Natacha

My first day in Minsk I met Natacha. She was preparing food for apprentice actors. She was ridding and I was sitting alone watching her spin around the table, graceful and abrupt. I took her in picture, she played a medieval ballad on the piano and I kissed her.

I went back to France, I studed a Russian dictionary for 2 months, I came back. One February night, it was minus 38 degrees celsius. I loved her, I was stuck.

I made this trip a dozen times. From her childhood I know little and she didn’t tell me much about her post-Perestroika youth, it was survival.

During 6 months I photographed the city, Belarusian artistsa and a cemetery of mass executions. I was trying to understand history, Bolshevism, Nazis, Communism, Chernobyl, Lukashenko today. Policy of omission and omerta. The silence, always.
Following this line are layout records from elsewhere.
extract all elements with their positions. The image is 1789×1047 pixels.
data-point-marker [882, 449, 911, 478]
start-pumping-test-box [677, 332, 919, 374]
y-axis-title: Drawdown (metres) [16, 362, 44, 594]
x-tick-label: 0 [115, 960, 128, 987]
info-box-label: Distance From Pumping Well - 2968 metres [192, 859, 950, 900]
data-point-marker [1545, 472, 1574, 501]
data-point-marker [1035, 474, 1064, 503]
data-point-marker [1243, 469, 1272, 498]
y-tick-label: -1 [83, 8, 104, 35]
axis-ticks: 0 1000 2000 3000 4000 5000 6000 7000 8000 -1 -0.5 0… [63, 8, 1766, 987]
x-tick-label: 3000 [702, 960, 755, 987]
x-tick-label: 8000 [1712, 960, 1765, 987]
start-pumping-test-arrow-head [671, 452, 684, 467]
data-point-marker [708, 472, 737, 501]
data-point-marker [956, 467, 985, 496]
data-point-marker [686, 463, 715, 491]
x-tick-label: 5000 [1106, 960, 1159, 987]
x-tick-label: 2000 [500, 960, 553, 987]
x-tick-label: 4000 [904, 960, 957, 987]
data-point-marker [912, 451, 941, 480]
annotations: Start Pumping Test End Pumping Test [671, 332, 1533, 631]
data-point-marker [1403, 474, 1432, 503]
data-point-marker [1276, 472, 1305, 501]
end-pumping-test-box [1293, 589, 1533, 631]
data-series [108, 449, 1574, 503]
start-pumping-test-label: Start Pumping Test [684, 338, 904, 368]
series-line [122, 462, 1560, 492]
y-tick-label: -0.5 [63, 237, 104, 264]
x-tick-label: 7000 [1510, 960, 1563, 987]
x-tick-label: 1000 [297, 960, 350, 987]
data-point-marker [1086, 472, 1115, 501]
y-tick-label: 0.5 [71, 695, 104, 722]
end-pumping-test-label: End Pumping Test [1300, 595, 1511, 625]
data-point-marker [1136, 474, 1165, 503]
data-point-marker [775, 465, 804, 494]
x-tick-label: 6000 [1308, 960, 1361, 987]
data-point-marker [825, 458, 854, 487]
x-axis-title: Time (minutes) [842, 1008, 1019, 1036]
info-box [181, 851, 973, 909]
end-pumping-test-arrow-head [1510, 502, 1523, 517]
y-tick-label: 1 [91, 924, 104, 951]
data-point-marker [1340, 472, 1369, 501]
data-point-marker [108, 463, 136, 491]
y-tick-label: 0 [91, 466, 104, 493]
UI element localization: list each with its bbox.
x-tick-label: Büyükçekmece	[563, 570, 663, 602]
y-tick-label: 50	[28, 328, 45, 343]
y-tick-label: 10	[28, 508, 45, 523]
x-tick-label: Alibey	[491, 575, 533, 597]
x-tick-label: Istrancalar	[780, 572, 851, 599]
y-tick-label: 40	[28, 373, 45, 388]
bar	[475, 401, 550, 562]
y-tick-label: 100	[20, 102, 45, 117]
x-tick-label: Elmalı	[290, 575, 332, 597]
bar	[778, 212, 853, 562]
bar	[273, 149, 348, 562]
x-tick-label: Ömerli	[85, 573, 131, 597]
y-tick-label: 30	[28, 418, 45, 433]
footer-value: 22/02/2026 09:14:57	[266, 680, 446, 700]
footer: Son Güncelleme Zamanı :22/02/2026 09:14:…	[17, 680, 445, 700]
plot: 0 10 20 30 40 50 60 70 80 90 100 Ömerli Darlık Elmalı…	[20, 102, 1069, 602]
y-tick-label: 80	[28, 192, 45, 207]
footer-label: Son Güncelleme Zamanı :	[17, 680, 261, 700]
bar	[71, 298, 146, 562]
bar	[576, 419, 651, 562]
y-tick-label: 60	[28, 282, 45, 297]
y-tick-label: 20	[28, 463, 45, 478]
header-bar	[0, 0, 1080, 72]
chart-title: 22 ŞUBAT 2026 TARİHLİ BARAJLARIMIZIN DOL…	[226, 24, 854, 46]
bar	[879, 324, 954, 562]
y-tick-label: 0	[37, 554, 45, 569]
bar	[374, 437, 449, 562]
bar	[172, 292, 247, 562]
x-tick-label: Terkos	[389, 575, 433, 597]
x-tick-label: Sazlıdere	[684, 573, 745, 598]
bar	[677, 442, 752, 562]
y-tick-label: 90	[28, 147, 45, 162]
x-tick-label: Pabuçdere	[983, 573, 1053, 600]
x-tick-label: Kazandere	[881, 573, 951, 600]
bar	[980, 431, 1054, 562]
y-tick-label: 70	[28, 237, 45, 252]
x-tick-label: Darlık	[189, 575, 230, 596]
Politics ? She did not care. I tried to understand her through all that. But did I really try to understand her? I wanted to change her, as I wanted this country to change.
I never knew, during these four years, where I lived. I believed for a moment of love and revolution. I lost her. Lukashenko is still president for 26 years.

Dictatorship is history that we don’t go beyond. A wait without consolation. Because the suffering, the memory of a people or a person, remains buried. Misunderstood.
I don’t know, I can’t explain what she did not say.
But I saw her beauty and lightning unfold and resist, gray day after gray day.